James Ellroy has squeezed out all the juice from his three volume Kennedy/Mafia canon (American Tabloid, Cold Six Thousand and Blood's a Rover) and returns to the familiar surroundings of the City of Angles and a busload of familiar characters whose lives (and in many cases deaths) have featured in the author's searing post-war crime novels.
The brutal noir recidivist is back. So too is the severe, staccato writing style; dragging the very worst out of the principal characters in a dizzyingly complex tale of corruption and manipulation, opening with a gruesome multiple homicide and the Japanese bombing of Pearl Harbour.
Ellroy's early LA series contains some outstanding books, LA Confidential and White Jazz in particular provided a double-barrelled blast to the noir genre. It was a collection that was neatly tied off, after reading the final page you felt you had closure on the trauma and darker than black plotlines that fed the series. So why has Ellroy gone back to write what is effectively a prequel?

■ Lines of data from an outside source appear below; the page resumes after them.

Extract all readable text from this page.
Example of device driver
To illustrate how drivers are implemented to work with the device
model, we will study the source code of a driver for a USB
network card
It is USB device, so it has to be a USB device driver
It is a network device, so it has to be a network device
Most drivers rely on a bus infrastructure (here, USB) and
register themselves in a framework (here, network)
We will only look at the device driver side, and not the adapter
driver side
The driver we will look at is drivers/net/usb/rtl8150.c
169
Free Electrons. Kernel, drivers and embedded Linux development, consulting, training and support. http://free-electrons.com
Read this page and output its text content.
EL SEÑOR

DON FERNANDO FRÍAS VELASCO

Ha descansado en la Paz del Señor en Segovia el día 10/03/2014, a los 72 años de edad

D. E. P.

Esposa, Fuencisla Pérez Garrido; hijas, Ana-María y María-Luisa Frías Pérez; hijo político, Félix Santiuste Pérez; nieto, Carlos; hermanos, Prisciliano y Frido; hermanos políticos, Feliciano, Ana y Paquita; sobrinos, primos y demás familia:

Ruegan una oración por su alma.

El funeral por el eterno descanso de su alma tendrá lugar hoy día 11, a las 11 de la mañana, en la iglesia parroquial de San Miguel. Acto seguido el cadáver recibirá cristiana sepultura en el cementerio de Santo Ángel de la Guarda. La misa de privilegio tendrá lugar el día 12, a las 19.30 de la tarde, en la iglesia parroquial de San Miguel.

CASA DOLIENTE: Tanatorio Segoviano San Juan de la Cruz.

The author has always had an eye for the seedier side of LA life and revelled in putting to print vintage celebrity gossip and outing matinee idols to a new (and in all probability disinterested) generation of readers - and in Perfidia, he goes overboard. There are only so many times you can read that Eleanor Roosevelt was a lesbian or that such and such a person has pictures of Cary Grant with men. Heaven forfend! It may have shocked once but not now and to try and communicate the conservatism of the time in this way is probably one of the weakest aspects of the book.
It is the way in which Ellroy presents the iniquities of the Los Angeles Police Department that anchors this book in its time; there is no level of thuggery, racism or misogyny too low for them. Violence is ever-present and the casual racial epithets help foster the setting's authenticity.
If you are familiar with Ellroy, you'll have a good idea what to expect. If you are coming to him for the first time, hold onto your hat and enjoy the ride!